How safe is your final-salary pension?
The severity of the recession is making people wonder how safe their pension is if their sponsor could go bust or cannot fund contributions. The feedback loop between pension solvency and corporate solvency, where the chance of failure is magnified by rules written to protect them from failure, is particularly unfortunate. It makes this look like another systematic problem that only the Government has deep enough pockets to solve.
Protecting pension promises made by company pension funds when they fail does not work like protecting depositors in failed banks, who have so far escaped becoming general creditors. With private pensions, we know there will be a haircut. The rules are clear.

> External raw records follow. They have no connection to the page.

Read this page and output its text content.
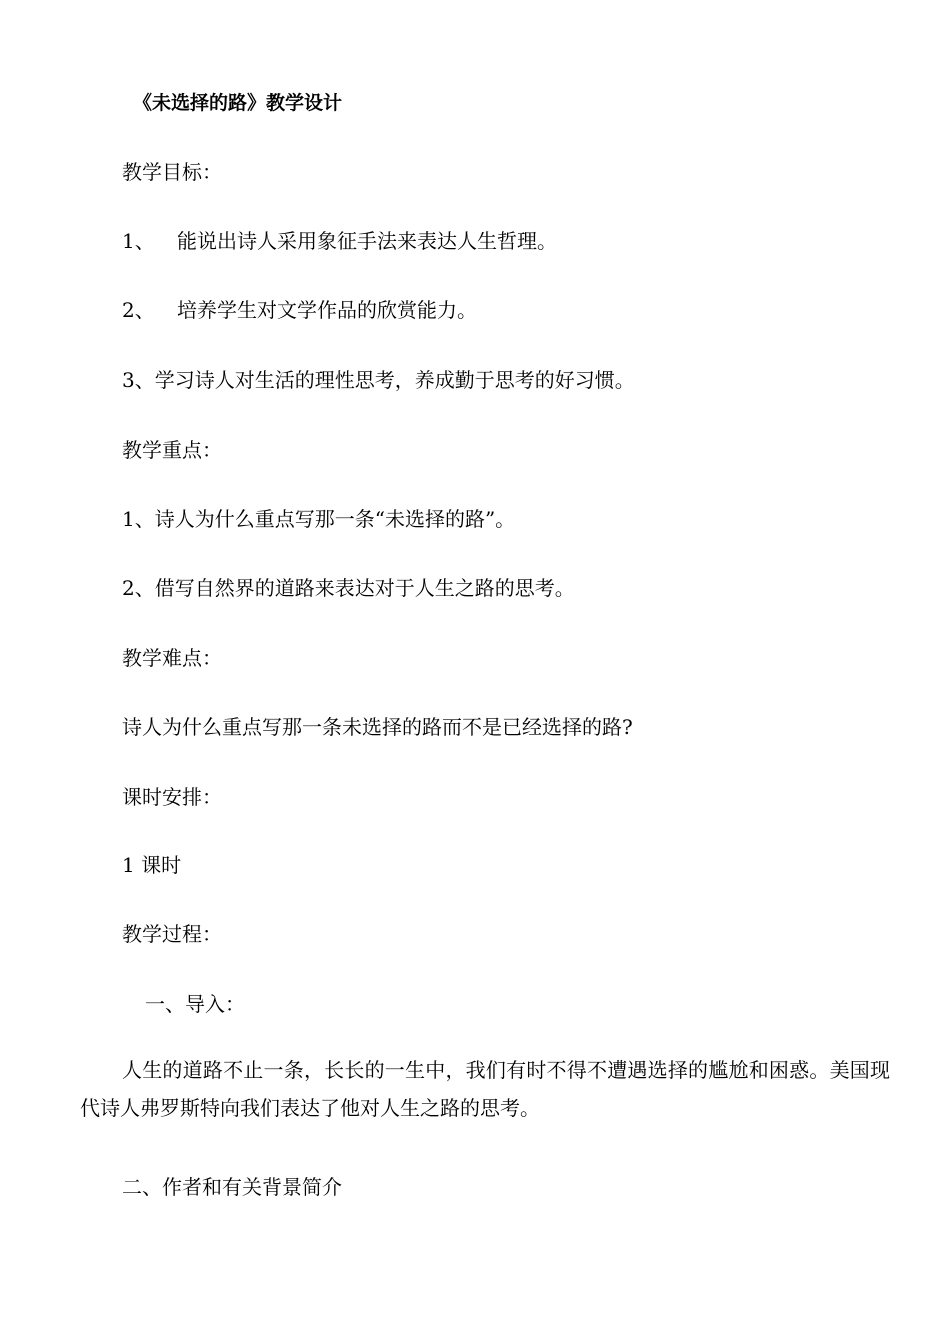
《未选择的路》教学设计

教学目标：

1、 能说出诗人采用象征手法来表达人生哲理。

2、 培养学生对文学作品的欣赏能力。

3、学习诗人对生活的理性思考，养成勤于思考的好习惯。

教学重点：

1、诗人为什么重点写那一条“未选择的路”。

2、借写自然界的道路来表达对于人生之路的思考。

教学难点：

诗人为什么重点写那一条未选择的路而不是已经选择的路?

课时安排：

1 课时

教学过程：

一、导入：

人生的道路不止一条，长长的一生中，我们有时不得不遭遇选择的尴尬和困惑。美国现代诗人弗罗斯特向我们表达了他对人生之路的思考。

二、作者和有关背景简介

The Pension Protection Fund will pay out 90% of accrued pension rights to members pre-retirement age, will weaken the inflation protection and will cap payments at below £30,000 pa. If the fund could pay benefits better than this by laying off the liability with an insurance company, they must take this route and the haircut will be less. These impacts ignore the loss of further accruals, as if members will have alternative income sources from which to make provision. Clearly the people with most to lose have large accruals, are late in their career and still working for the company when it failed.
This is the sort of small risk with massive consequences that people normally avoid, insure or diversify. Savers with personal pensions do not have the same risk but instead have to provide against extreme investment outcomes. This has a bearing on much of what I write about here and I will return to it.